Je mets bien mon nom d'utilisateur et mon mot de passe d'ouverture de session mais j'ai un message me disant que la combinaison utilisateur/mdp est invalide.
Quelqu'un aurait une solution ?

Merci [emoji4]


----------



## drs (19 Octobre 2016)

Qu'appelles tu "le lier à mon mac"?


----------



## J83 (20 Octobre 2016)

Salut,
j'ai voulu ajouter mon iMac en partage dans Infuse. Dans la liste des appareils disponibles j'ai sélectionné mon iMac et je me retrouve sur un écran où je dois rentrer mon nom d'utilisateur et mdp. Et Infuse me dit que la combinaison est invalide alors qu'elle est pourtant bonne.
Pour l'instant j'utilise Plex mais je préférerais Infuse.


----------



## insgardoced (22 Octobre 2016)

As-tu partagé le fichier sur mac?
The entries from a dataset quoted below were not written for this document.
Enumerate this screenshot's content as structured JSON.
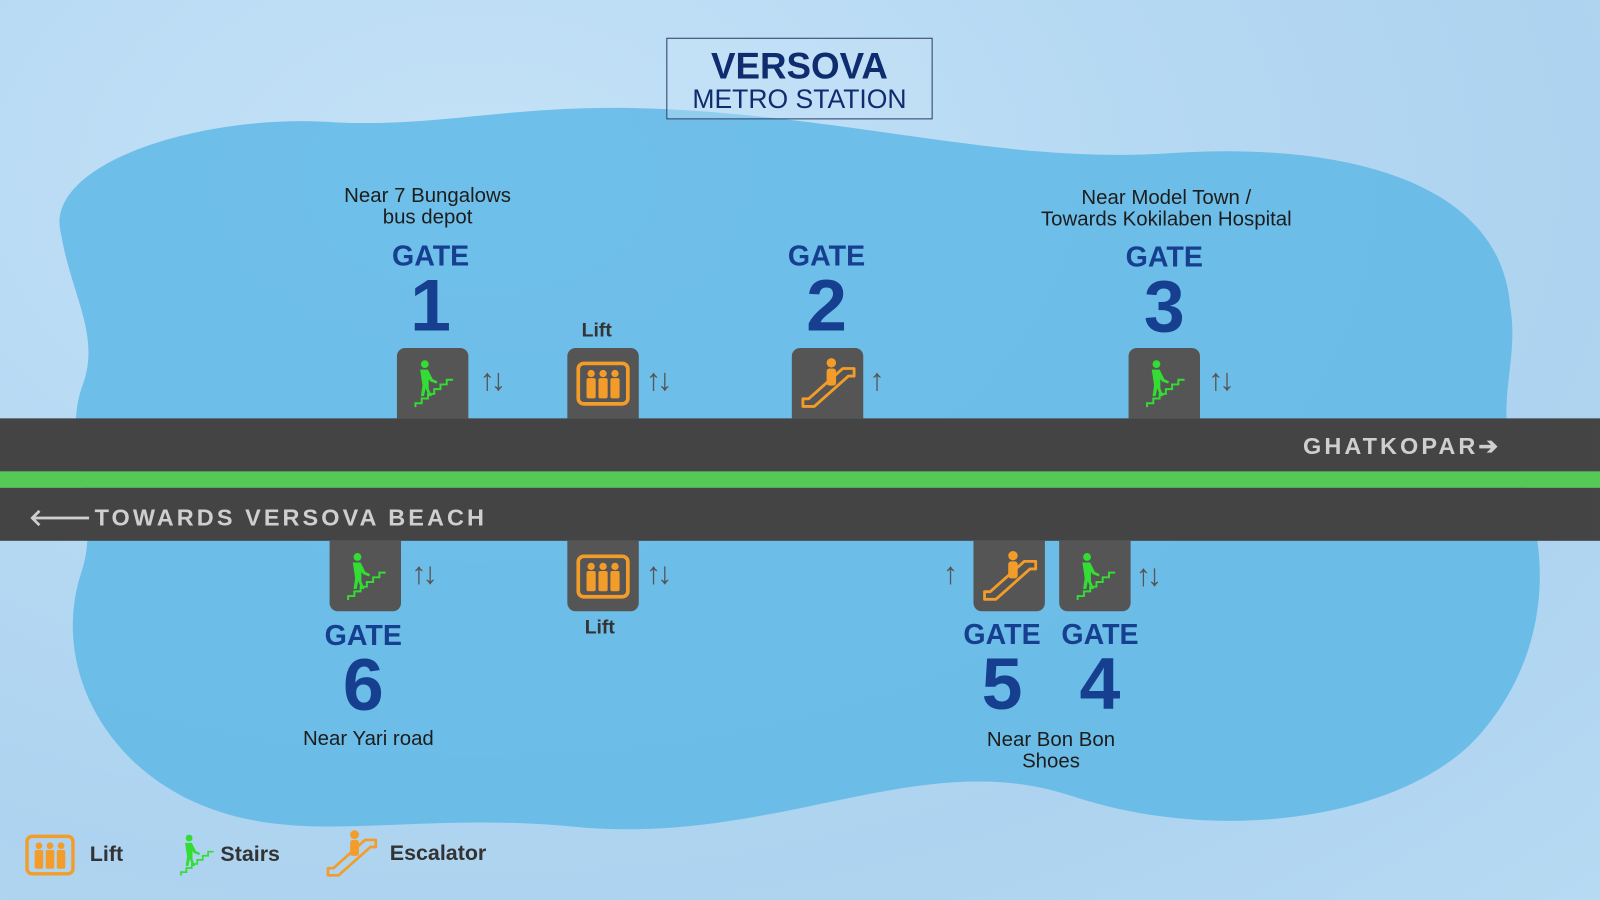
{
  "title": {
    "line1": "VERSOVA",
    "line2": "METRO STATION"
  },
  "directions": {
    "east": "GHATKOPAR",
    "west": "TOWARDS VERSOVA BEACH"
  },
  "gates": {
    "g1": {
      "label": "GATE",
      "number": "1",
      "note": "Near 7 Bungalows\nbus depot",
      "access": "stairs",
      "arrows": "↑↓"
    },
    "g2": {
      "label": "GATE",
      "number": "2",
      "access": "escalator",
      "arrows": "↑"
    },
    "g3": {
      "label": "GATE",
      "number": "3",
      "note": "Near Model Town /\nTowards Kokilaben Hospital",
      "access": "stairs",
      "arrows": "↑↓"
    },
    "g4": {
      "label": "GATE",
      "number": "4",
      "access": "stairs",
      "arrows": "↑↓"
    },
    "g5": {
      "label": "GATE",
      "number": "5",
      "access": "escalator",
      "arrows": "↑"
    },
    "g6": {
      "label": "GATE",
      "number": "6",
      "note": "Near Yari road",
      "access": "stairs",
      "arrows": "↑↓"
    },
    "g45_note": "Near Bon Bon\nShoes"
  },
  "lifts": {
    "north": {
      "label": "Lift",
      "arrows": "↑↓"
    },
    "south": {
      "label": "Lift",
      "arrows": "↑↓"
    }
  },
  "legend": {
    "lift": "Lift",
    "stairs": "Stairs",
    "escalator": "Escalator"
  },
  "colors": {
    "stairs": "#33dd33",
    "lift": "#f39c2a",
    "escalator": "#f39c2a",
    "band": "#444444",
    "line": "#55c955",
    "gate_text": "#173f8f"
  }
}
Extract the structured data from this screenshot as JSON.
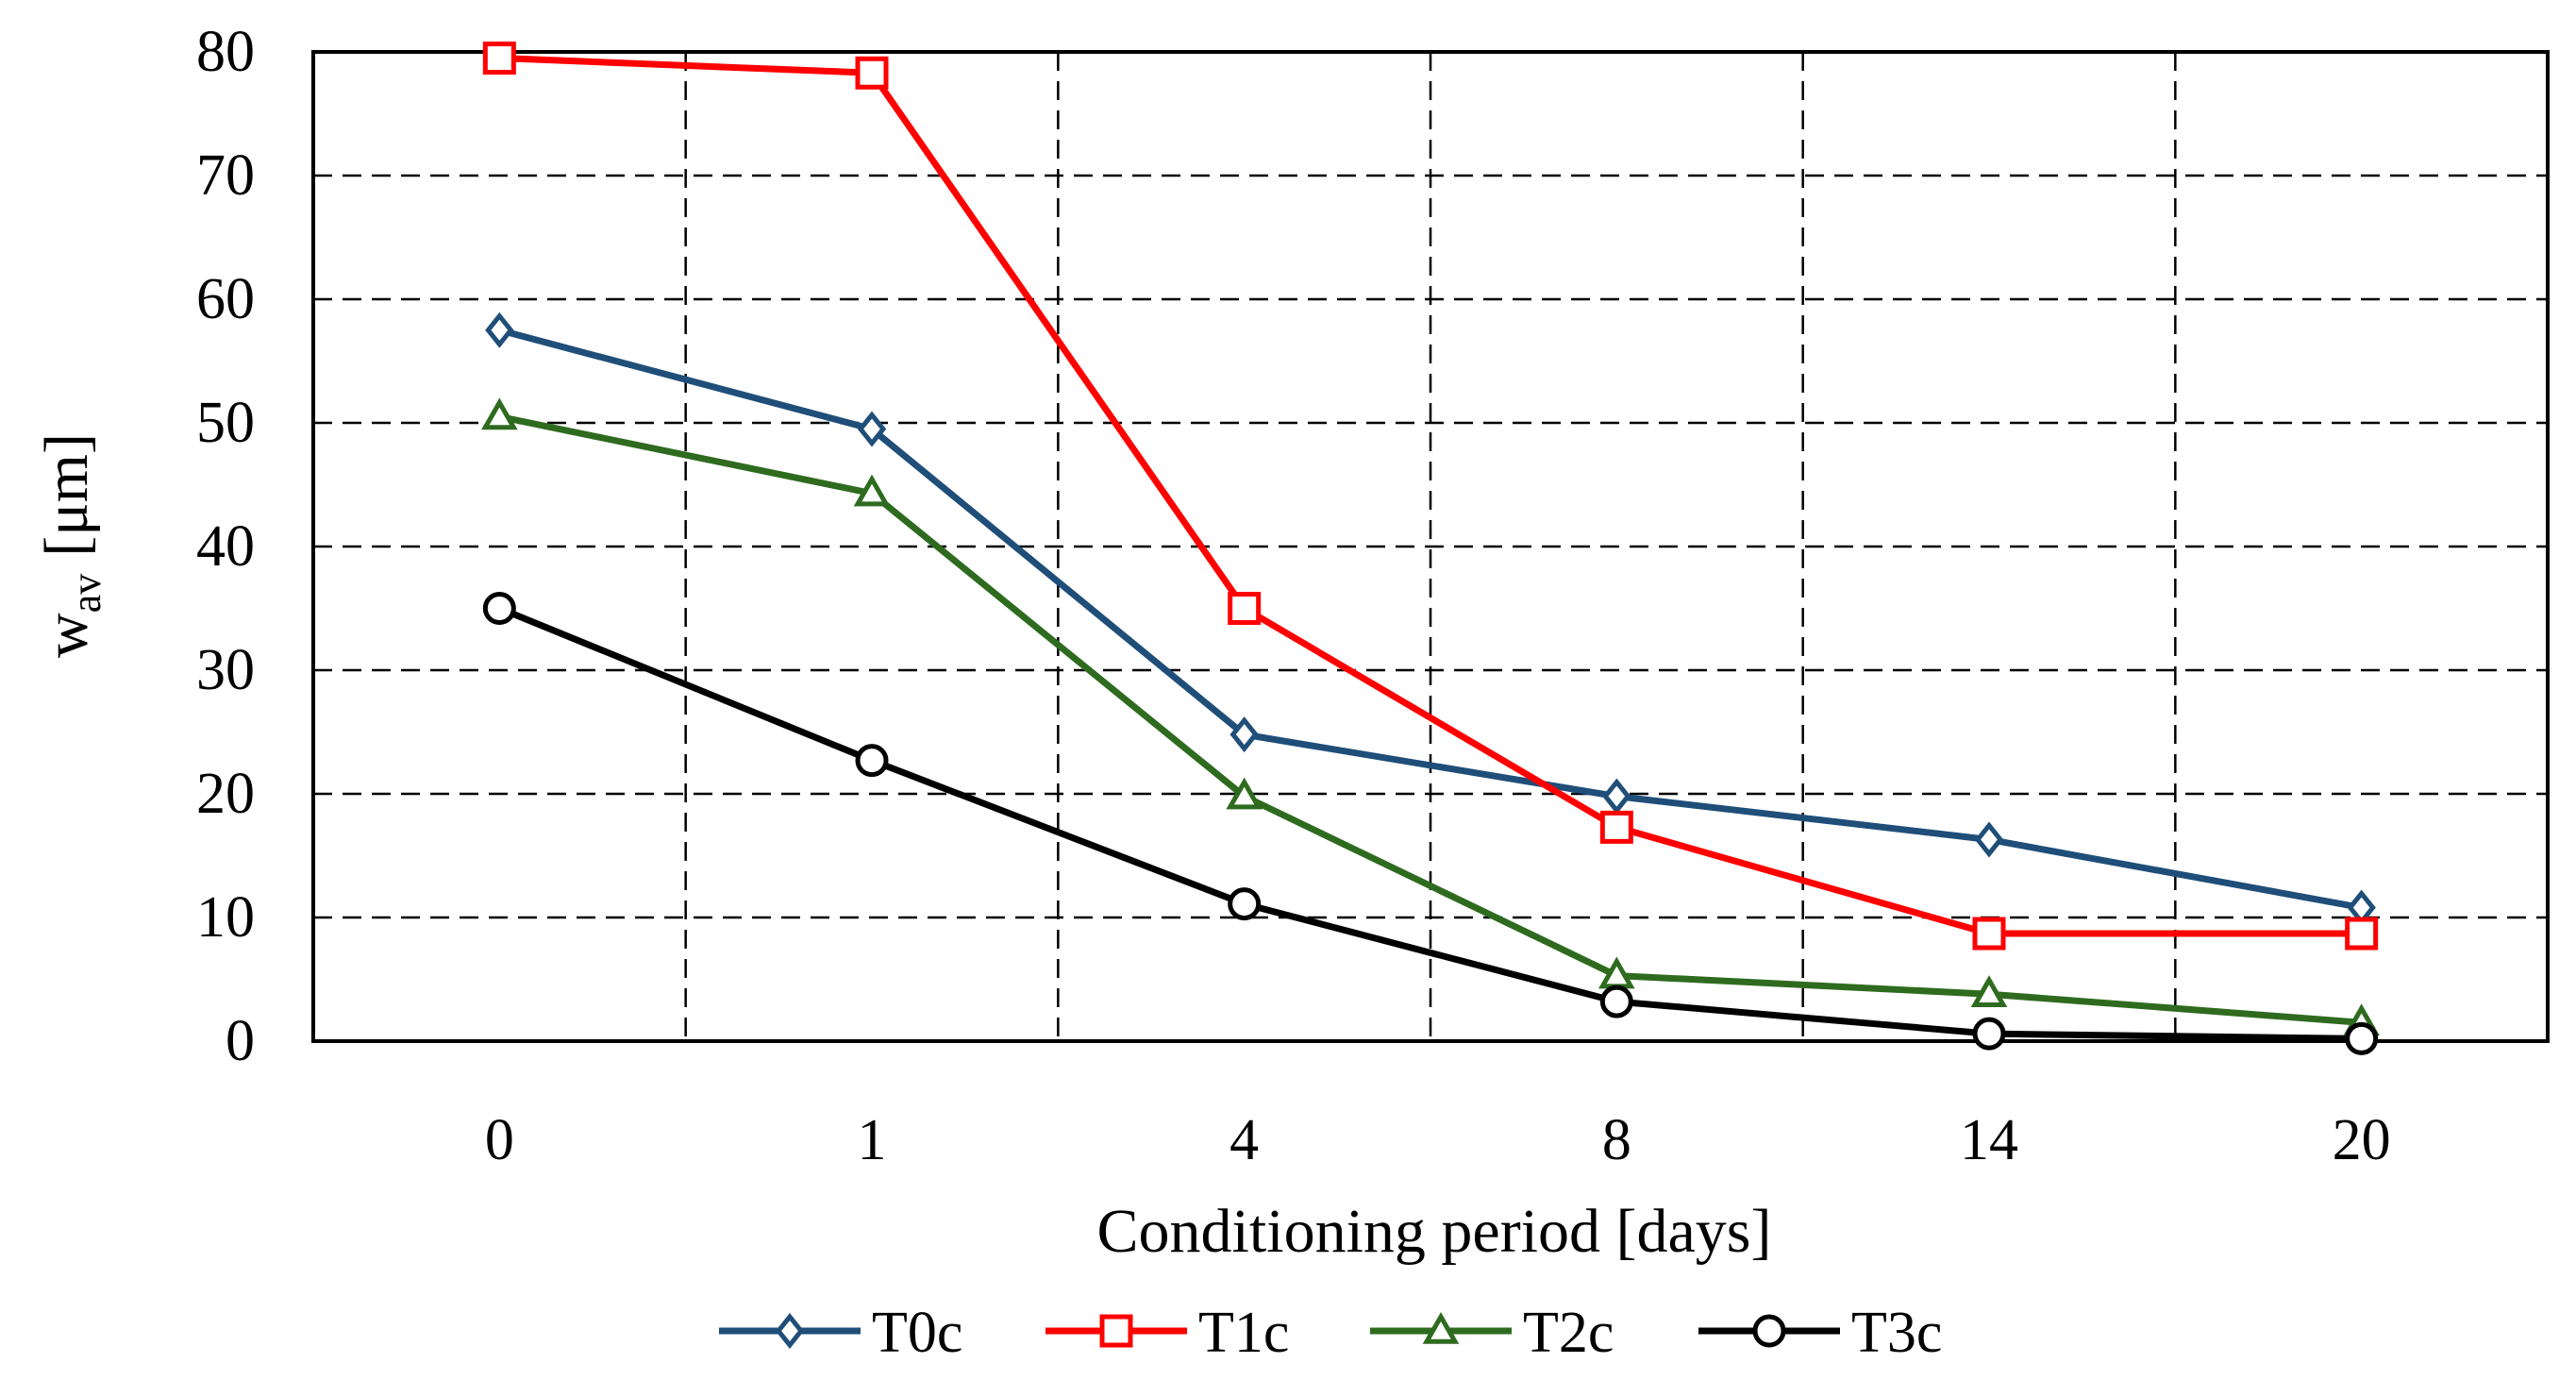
{
  "chart_data": {
    "type": "line",
    "title": "",
    "xlabel": "Conditioning period [days]",
    "ylabel": "w",
    "ylabel_subscript": "av",
    "ylabel_unit": "[μm]",
    "categories": [
      "0",
      "1",
      "4",
      "8",
      "14",
      "20"
    ],
    "ylim": [
      0,
      80
    ],
    "yticks": [
      0,
      10,
      20,
      30,
      40,
      50,
      60,
      70,
      80
    ],
    "grid": true,
    "legend_position": "bottom",
    "series": [
      {
        "name": "T0c",
        "color": "#1f4e79",
        "marker": "diamond",
        "values": [
          57.5,
          49.5,
          24.8,
          19.8,
          16.3,
          10.8
        ]
      },
      {
        "name": "T1c",
        "color": "#ff0000",
        "marker": "square",
        "values": [
          79.5,
          78.3,
          35.0,
          17.3,
          8.7,
          8.7
        ]
      },
      {
        "name": "T2c",
        "color": "#2e6b1f",
        "marker": "triangle",
        "values": [
          50.5,
          44.3,
          19.8,
          5.3,
          3.8,
          1.5
        ]
      },
      {
        "name": "T3c",
        "color": "#000000",
        "marker": "circle",
        "values": [
          35.0,
          22.7,
          11.1,
          3.2,
          0.6,
          0.2
        ]
      }
    ]
  }
}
Sinon ça fonctionne pas!!


----------



## J83 (24 Octobre 2016)

Les dossiers sont partagés sur l'iMac. Mais le problème c'est que Infuse refuse mon nom d'utilisateur et mot de passe pour accéder au mac.


----------



## Sup (7 Décembre 2016)

Hello à tous, même problème sur un MBA alors que tout allait bien sur mon MBP. Incompréhensible...


----------



## zouzou80 (9 Janvier 2017)

Bonjour,
Parfois, le fait d'avoir un espace dans le nom d'utilisateur peut provoquer des problèmes de connexion.

Pour ma part, j'avais résolu ce problème en modifiant  mon login nomprenom sans espace et cela fonctionne.


----------



## Sup (10 Janvier 2017)

Merci de la réponse, entre deux j'ai acheté un synology pour la gestion de mes fichiers et tout va bien avec lui!


----------